Happy Autumn! The leaves are already turning beautiful shades of red, yellow and orange and as I look back on the summer, I think how quickly time passes. For the markets, it was sunny skies as stocks rallied in the third quarter, posting impressive returns. The S&P 500 was up 6.4%, resulting in a year-to-date return of 16.4%. International markets enjoyed similar returns, although nine nations in the Eurozone are in a recession. There was a rather bold third round of quantitative easing, as the Fed committed to purchasing $40 billion per month of mortgage-backed securities to keep interest rates low and help boost the economy, with no seeming end in sight. A major positive economic sign this summer was the improvement in home prices, which will increase output and confidence. This should lead to more hiring, further increasing confidence in the economy. Investors received a reprieve from market volatility during the third quarter. However, this may be short-lived during the fall as the world returns from vacation with a closer eye on world markets and economies, the European Central Bank faces obstacles in the implementation of its plan to save the Eurozone and the upcoming United States elections.
The elections in the United States will be front and center this quarter. Both parties seem to be engaged in an artificial debate about so-called hot points, but seem afraid to address the real hot points of entitlements, tax code reform and offering a credible way to stop borrowing money to pay for what each party wants.

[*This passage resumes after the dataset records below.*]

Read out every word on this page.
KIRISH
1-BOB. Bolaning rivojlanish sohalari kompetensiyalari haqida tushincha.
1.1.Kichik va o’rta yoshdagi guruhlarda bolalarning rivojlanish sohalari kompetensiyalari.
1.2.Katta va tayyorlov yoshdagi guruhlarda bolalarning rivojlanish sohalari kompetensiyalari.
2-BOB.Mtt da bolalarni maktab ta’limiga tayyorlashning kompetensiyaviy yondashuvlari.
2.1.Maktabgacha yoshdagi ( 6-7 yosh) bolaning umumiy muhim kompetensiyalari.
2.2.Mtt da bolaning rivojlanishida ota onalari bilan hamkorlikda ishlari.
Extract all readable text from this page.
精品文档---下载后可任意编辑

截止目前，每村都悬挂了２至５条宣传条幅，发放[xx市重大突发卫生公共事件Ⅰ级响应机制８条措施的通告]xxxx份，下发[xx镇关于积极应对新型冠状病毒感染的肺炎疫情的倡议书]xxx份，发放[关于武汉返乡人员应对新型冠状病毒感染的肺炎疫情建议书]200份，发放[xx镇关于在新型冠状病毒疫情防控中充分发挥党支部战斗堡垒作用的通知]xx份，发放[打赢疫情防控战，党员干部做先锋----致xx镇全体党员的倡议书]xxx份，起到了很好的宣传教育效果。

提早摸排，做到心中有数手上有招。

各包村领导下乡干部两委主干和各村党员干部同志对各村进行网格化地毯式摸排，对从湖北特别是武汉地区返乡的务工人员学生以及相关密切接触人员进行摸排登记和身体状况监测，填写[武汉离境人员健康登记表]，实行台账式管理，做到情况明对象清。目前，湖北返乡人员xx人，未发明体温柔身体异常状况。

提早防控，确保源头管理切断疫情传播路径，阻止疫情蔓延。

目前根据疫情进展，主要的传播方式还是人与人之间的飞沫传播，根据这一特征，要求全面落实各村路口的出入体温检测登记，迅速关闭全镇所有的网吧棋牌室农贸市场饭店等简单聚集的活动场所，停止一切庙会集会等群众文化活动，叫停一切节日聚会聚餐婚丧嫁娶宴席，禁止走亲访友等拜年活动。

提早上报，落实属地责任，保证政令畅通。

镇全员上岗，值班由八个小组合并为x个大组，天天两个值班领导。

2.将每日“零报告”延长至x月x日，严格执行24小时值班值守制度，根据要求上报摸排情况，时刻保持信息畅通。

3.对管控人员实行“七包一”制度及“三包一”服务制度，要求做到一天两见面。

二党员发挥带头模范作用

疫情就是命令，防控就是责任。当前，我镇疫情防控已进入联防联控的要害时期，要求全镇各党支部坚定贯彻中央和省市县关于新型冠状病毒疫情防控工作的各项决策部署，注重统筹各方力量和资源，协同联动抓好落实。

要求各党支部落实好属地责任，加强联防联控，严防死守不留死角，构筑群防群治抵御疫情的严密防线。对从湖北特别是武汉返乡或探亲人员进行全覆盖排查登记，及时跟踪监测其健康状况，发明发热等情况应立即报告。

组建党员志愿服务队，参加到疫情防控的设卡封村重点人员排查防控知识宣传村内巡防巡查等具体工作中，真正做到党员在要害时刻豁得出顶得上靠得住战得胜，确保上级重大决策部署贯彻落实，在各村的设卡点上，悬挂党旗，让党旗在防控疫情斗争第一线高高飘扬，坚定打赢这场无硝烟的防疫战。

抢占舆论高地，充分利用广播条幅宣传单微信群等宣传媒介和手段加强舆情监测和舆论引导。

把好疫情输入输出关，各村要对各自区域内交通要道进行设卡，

The Democratic budget plan seems long on details, can’t pass Congress and doesn’t attempt to unwind spending. The Republican budget plan is short on details, still can’t pass Congress and attempts to magically unwind spending. Under both plans, the government will contribute to the deficit with spending each party feels is necessary in order to borrow the nation’s way to prosperity.
I am not writing this quarterly letter with a political agenda, but as a financial planner, it is difficult to forget it is roughly one year ago that the United States lost its long-coveted AAA debt rating due to Congressional dysfunction. I am equally frustrated with both parties as I watch Washington continue to not understand the drag their indecision puts on the economy. No decisions will be made until after the elections. Corporations are in lockdown mode and not making decisions due to the uncertainty.
Politicians are publicly worried about the “fiscal cliff”, when tax cuts will lapse and automatic spending cuts will take place, resulting in economic turmoil. However, this is certainly not news to anyone in Congress or the White House. Our current financial problems can be blamed on a multitude of events, including wars in Iraq and Afghanistan, reduced revenue from the dot-com bust, the Great Recession and Obama’s lavish stimulus spending. It stems from large Bush era tax cuts in 2001 and 2003, though. These cuts would have created unsustainable deficits after 10 years, as projected by the Congressional Budget Office. In order to enact the tax cuts, they were designed to officially expire in ten years, but unofficially, the cuts were never intended to expire. These tax cuts have become a subsidy and to take them away would create a period of painful readjustment, which no politician wants to be responsible for. After the elections, I believe both sides of the table will be forced to compromise, thereby avoiding a recession, but likely will not address our nation’s real problems. The next month should be very interesting.